Si ce livre est d’abord un témoignage émouvant sur la condition de détenu(e), condition particulièrement diminuée dans les prisons françaises où l’humiliation, la surpopulation, la crasse et la violence des rapports humains tranchent avec la description de son expérience similaire au Mexique, il se veut aussi un démenti aux amalgames qu’a propagés la presse à son propos : « Action directe », et même « Brigades rouges »… Quelques années après les attentats du World Trade Center, Hélène Castel fut en effet présentée à son arrestation en mai 2004, sur indication de fonctionnaires français qui ont certainement écouté ses conversations téléphoniques avec son père, le sociologue Robert Castel, comme une dangereuse terroriste d’extrême gauche. Immergée dans les milieux marginaux des squatteurs parisiens de la fin des années 1970, entre révolte contre la société capitaliste et besoin de survivre, elle décide avec ses amis – sans aucune expérience – d’attaquer une banque. « Incapable de prendre vraiment en compte que c’étaient des personnes qui y travaillaient » , la jeune femme ne veut voir alors « dans [s]on imaginaire, qu’un monstre spéculateur et déshumanisé ». Elle reconnaît volontiers aujourd’hui que cette vision « était simpliste, certes, mais j’y croyais » … Entreprise vouée à l’échec – l’un de ses amis succombera d’ailleurs à ses blessures, touché par les balles des policiers lorsqu’ils s’échappent, bredouilles, de l’agence bancaire –, qui l’obligera à un changement irréversible de vie mais aussi à commencer une réflexion sur elle-même. Celle-ci la conduira in fine à être à l’écoute des souffrances des autres : « La psychothérapie a été mon alliée pour pouvoir déployer à l’aide de la parole les plis superposés de mes tranches de vie. » Et ce livre est aussi l’aboutissement d’années d’interrogations pour « tenter de comprendre l’origine de [s]es actes ».

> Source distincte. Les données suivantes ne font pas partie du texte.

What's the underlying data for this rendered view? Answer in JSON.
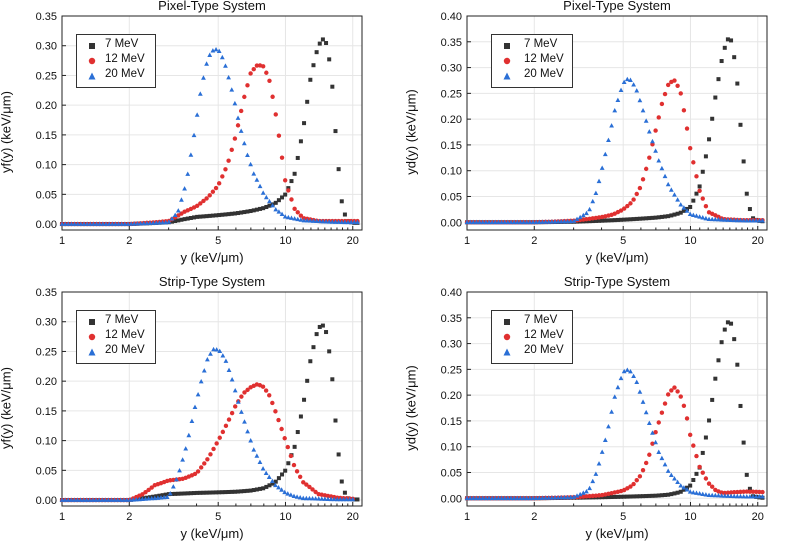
{
  "chart_data": [
    {
      "type": "scatter",
      "title": "Pixel-Type System",
      "xlabel": "y (keV/μm)",
      "ylabel": "yf(y) (keV/μm)",
      "xscale": "log",
      "xlim": [
        1,
        22
      ],
      "ylim": [
        -0.01,
        0.35
      ],
      "xticks": [
        1,
        2,
        5,
        10,
        20
      ],
      "yticks": [
        0.0,
        0.05,
        0.1,
        0.15,
        0.2,
        0.25,
        0.3,
        0.35
      ],
      "ytick_labels": [
        "0.00",
        "0.05",
        "0.10",
        "0.15",
        "0.20",
        "0.25",
        "0.30",
        "0.35"
      ],
      "legend": "top-left",
      "series": [
        {
          "name": "7 MeV",
          "color": "#333333",
          "marker": "square",
          "x": [
            1,
            2,
            3,
            3.5,
            4,
            5,
            6,
            7,
            8,
            9,
            10,
            11,
            12,
            13,
            14,
            15,
            16,
            17,
            18,
            19,
            20,
            21
          ],
          "y": [
            0.0,
            0.0,
            0.003,
            0.008,
            0.012,
            0.015,
            0.018,
            0.022,
            0.027,
            0.035,
            0.05,
            0.085,
            0.16,
            0.25,
            0.3,
            0.315,
            0.26,
            0.12,
            0.025,
            0.005,
            0.002,
            0.002
          ]
        },
        {
          "name": "12 MeV",
          "color": "#e03030",
          "marker": "circle",
          "x": [
            1,
            2,
            3,
            3.5,
            4,
            4.5,
            5,
            5.5,
            6,
            6.5,
            7,
            7.5,
            8,
            8.5,
            9,
            9.5,
            10,
            11,
            12,
            14,
            17,
            21
          ],
          "y": [
            0.0,
            0.0,
            0.005,
            0.02,
            0.03,
            0.045,
            0.065,
            0.1,
            0.15,
            0.21,
            0.255,
            0.268,
            0.265,
            0.24,
            0.19,
            0.13,
            0.07,
            0.025,
            0.01,
            0.005,
            0.005,
            0.005
          ]
        },
        {
          "name": "20 MeV",
          "color": "#2a6fd6",
          "marker": "triangle",
          "x": [
            1,
            2,
            3,
            3.3,
            3.6,
            3.9,
            4.2,
            4.5,
            4.8,
            5.1,
            5.4,
            5.8,
            6.2,
            6.7,
            7.2,
            8,
            9,
            10,
            12,
            15,
            18,
            21
          ],
          "y": [
            0.0,
            0.0,
            0.003,
            0.02,
            0.07,
            0.15,
            0.23,
            0.28,
            0.295,
            0.29,
            0.265,
            0.22,
            0.17,
            0.12,
            0.085,
            0.05,
            0.025,
            0.012,
            0.006,
            0.004,
            0.003,
            0.003
          ]
        }
      ]
    },
    {
      "type": "scatter",
      "title": "Pixel-Type System",
      "xlabel": "y (keV/μm)",
      "ylabel": "yd(y) (keV/μm)",
      "xscale": "log",
      "xlim": [
        1,
        22
      ],
      "ylim": [
        -0.015,
        0.4
      ],
      "xticks": [
        1,
        2,
        5,
        10,
        20
      ],
      "yticks": [
        0.0,
        0.05,
        0.1,
        0.15,
        0.2,
        0.25,
        0.3,
        0.35,
        0.4
      ],
      "ytick_labels": [
        "0.00",
        "0.05",
        "0.10",
        "0.15",
        "0.20",
        "0.25",
        "0.30",
        "0.35",
        "0.40"
      ],
      "legend": "top-left",
      "series": [
        {
          "name": "7 MeV",
          "color": "#333333",
          "marker": "square",
          "x": [
            1,
            2,
            3,
            4,
            5,
            6,
            7,
            8,
            9,
            10,
            11,
            12,
            13,
            14,
            15,
            16,
            17,
            18,
            19,
            20,
            21
          ],
          "y": [
            0.0,
            0.0,
            0.001,
            0.003,
            0.005,
            0.007,
            0.009,
            0.012,
            0.018,
            0.03,
            0.07,
            0.15,
            0.25,
            0.33,
            0.365,
            0.3,
            0.15,
            0.04,
            0.008,
            0.003,
            0.002
          ]
        },
        {
          "name": "12 MeV",
          "color": "#e03030",
          "marker": "circle",
          "x": [
            1,
            2,
            3,
            4,
            4.5,
            5,
            5.5,
            6,
            6.5,
            7,
            7.5,
            8,
            8.5,
            9,
            9.5,
            10,
            11,
            12,
            14,
            17,
            21
          ],
          "y": [
            0.0,
            0.0,
            0.003,
            0.01,
            0.015,
            0.025,
            0.04,
            0.07,
            0.12,
            0.18,
            0.235,
            0.27,
            0.275,
            0.255,
            0.2,
            0.14,
            0.06,
            0.02,
            0.006,
            0.004,
            0.004
          ]
        },
        {
          "name": "20 MeV",
          "color": "#2a6fd6",
          "marker": "triangle",
          "x": [
            1,
            2,
            3,
            3.5,
            3.8,
            4.2,
            4.6,
            5,
            5.3,
            5.7,
            6.1,
            6.6,
            7.2,
            8,
            9,
            10,
            12,
            15,
            18,
            21
          ],
          "y": [
            0.0,
            0.0,
            0.002,
            0.02,
            0.06,
            0.14,
            0.22,
            0.27,
            0.28,
            0.26,
            0.22,
            0.17,
            0.12,
            0.07,
            0.035,
            0.015,
            0.006,
            0.004,
            0.003,
            0.003
          ]
        }
      ]
    },
    {
      "type": "scatter",
      "title": "Strip-Type System",
      "xlabel": "y (keV/μm)",
      "ylabel": "yf(y) (keV/μm)",
      "xscale": "log",
      "xlim": [
        1,
        22
      ],
      "ylim": [
        -0.01,
        0.35
      ],
      "xticks": [
        1,
        2,
        5,
        10,
        20
      ],
      "yticks": [
        0.0,
        0.05,
        0.1,
        0.15,
        0.2,
        0.25,
        0.3,
        0.35
      ],
      "ytick_labels": [
        "0.00",
        "0.05",
        "0.10",
        "0.15",
        "0.20",
        "0.25",
        "0.30",
        "0.35"
      ],
      "legend": "top-left",
      "series": [
        {
          "name": "7 MeV",
          "color": "#333333",
          "marker": "square",
          "x": [
            1,
            2,
            2.5,
            3,
            4,
            5,
            6,
            7,
            8,
            9,
            10,
            11,
            12,
            13,
            14,
            15,
            16,
            17,
            18,
            19,
            20,
            21
          ],
          "y": [
            0.0,
            0.0,
            0.005,
            0.01,
            0.012,
            0.013,
            0.014,
            0.016,
            0.02,
            0.03,
            0.05,
            0.09,
            0.16,
            0.24,
            0.29,
            0.295,
            0.23,
            0.1,
            0.02,
            0.003,
            0.001,
            0.001
          ]
        },
        {
          "name": "12 MeV",
          "color": "#e03030",
          "marker": "circle",
          "x": [
            1,
            2,
            2.3,
            2.6,
            3,
            3.5,
            4,
            4.5,
            5,
            5.5,
            6,
            6.5,
            7,
            7.5,
            8,
            8.5,
            9,
            10,
            11,
            12,
            14,
            17,
            20
          ],
          "y": [
            0.0,
            0.0,
            0.01,
            0.025,
            0.033,
            0.036,
            0.045,
            0.07,
            0.1,
            0.13,
            0.16,
            0.18,
            0.19,
            0.195,
            0.19,
            0.175,
            0.15,
            0.1,
            0.055,
            0.03,
            0.01,
            0.004,
            0.002
          ]
        },
        {
          "name": "20 MeV",
          "color": "#2a6fd6",
          "marker": "triangle",
          "x": [
            1,
            2,
            3,
            3.3,
            3.6,
            3.9,
            4.2,
            4.5,
            4.8,
            5.1,
            5.4,
            5.8,
            6.2,
            6.7,
            7.2,
            8,
            9,
            10,
            11,
            12,
            14,
            17,
            20
          ],
          "y": [
            0.0,
            0.0,
            0.005,
            0.04,
            0.09,
            0.15,
            0.2,
            0.24,
            0.255,
            0.25,
            0.235,
            0.2,
            0.16,
            0.12,
            0.085,
            0.05,
            0.025,
            0.012,
            0.006,
            0.003,
            0.002,
            0.001,
            0.001
          ]
        }
      ]
    },
    {
      "type": "scatter",
      "title": "Strip-Type System",
      "xlabel": "y (keV/μm)",
      "ylabel": "yd(y) (keV/μm)",
      "xscale": "log",
      "xlim": [
        1,
        22
      ],
      "ylim": [
        -0.015,
        0.4
      ],
      "xticks": [
        1,
        2,
        5,
        10,
        20
      ],
      "yticks": [
        0.0,
        0.05,
        0.1,
        0.15,
        0.2,
        0.25,
        0.3,
        0.35,
        0.4
      ],
      "ytick_labels": [
        "0.00",
        "0.05",
        "0.10",
        "0.15",
        "0.20",
        "0.25",
        "0.30",
        "0.35",
        "0.40"
      ],
      "legend": "top-left",
      "series": [
        {
          "name": "7 MeV",
          "color": "#333333",
          "marker": "square",
          "x": [
            1,
            2,
            3,
            4,
            5,
            6,
            7,
            8,
            9,
            10,
            11,
            12,
            13,
            14,
            15,
            16,
            17,
            18,
            19,
            20,
            21
          ],
          "y": [
            0.0,
            0.0,
            0.001,
            0.002,
            0.003,
            0.004,
            0.005,
            0.007,
            0.012,
            0.025,
            0.06,
            0.14,
            0.24,
            0.32,
            0.35,
            0.29,
            0.14,
            0.03,
            0.004,
            0.002,
            0.001
          ]
        },
        {
          "name": "12 MeV",
          "color": "#e03030",
          "marker": "circle",
          "x": [
            1,
            2,
            3,
            4,
            5,
            5.5,
            6,
            6.5,
            7,
            7.5,
            8,
            8.5,
            9,
            9.5,
            10,
            11,
            12,
            13,
            14,
            16,
            18,
            21
          ],
          "y": [
            0.0,
            0.0,
            0.002,
            0.006,
            0.015,
            0.025,
            0.045,
            0.08,
            0.13,
            0.17,
            0.205,
            0.215,
            0.2,
            0.17,
            0.12,
            0.06,
            0.03,
            0.015,
            0.01,
            0.012,
            0.013,
            0.012
          ]
        },
        {
          "name": "20 MeV",
          "color": "#2a6fd6",
          "marker": "triangle",
          "x": [
            1,
            2,
            3,
            3.5,
            3.8,
            4.2,
            4.6,
            5,
            5.3,
            5.7,
            6.1,
            6.6,
            7.2,
            8,
            9,
            10,
            12,
            15,
            18,
            21
          ],
          "y": [
            0.0,
            0.0,
            0.002,
            0.015,
            0.05,
            0.12,
            0.2,
            0.245,
            0.25,
            0.23,
            0.19,
            0.14,
            0.09,
            0.05,
            0.025,
            0.012,
            0.006,
            0.004,
            0.003,
            0.003
          ]
        }
      ]
    }
  ]
}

Un récit, à la fois retour sur soi et moyen de survivre à l’enfermement et à l’isolement, dont les « mots, mes doux alliés » comme elle les nomme, lui ont permis de ne pas sombrer à son arrivée dans la cellule grise de Fleury-Mérogis. Des mots qu’elle sait employer avec brio, comme le montre ce livre, qui lui permettront aussi de se défendre à son procès. Condamnée à deux ans de prison avec sursis, elle retrouvera finalement Paris, la ville qu’elle avait quittée vingt-quatre ans plus tôt. Ce livre est une belle illustration du droit à jouir d’une seconde chance.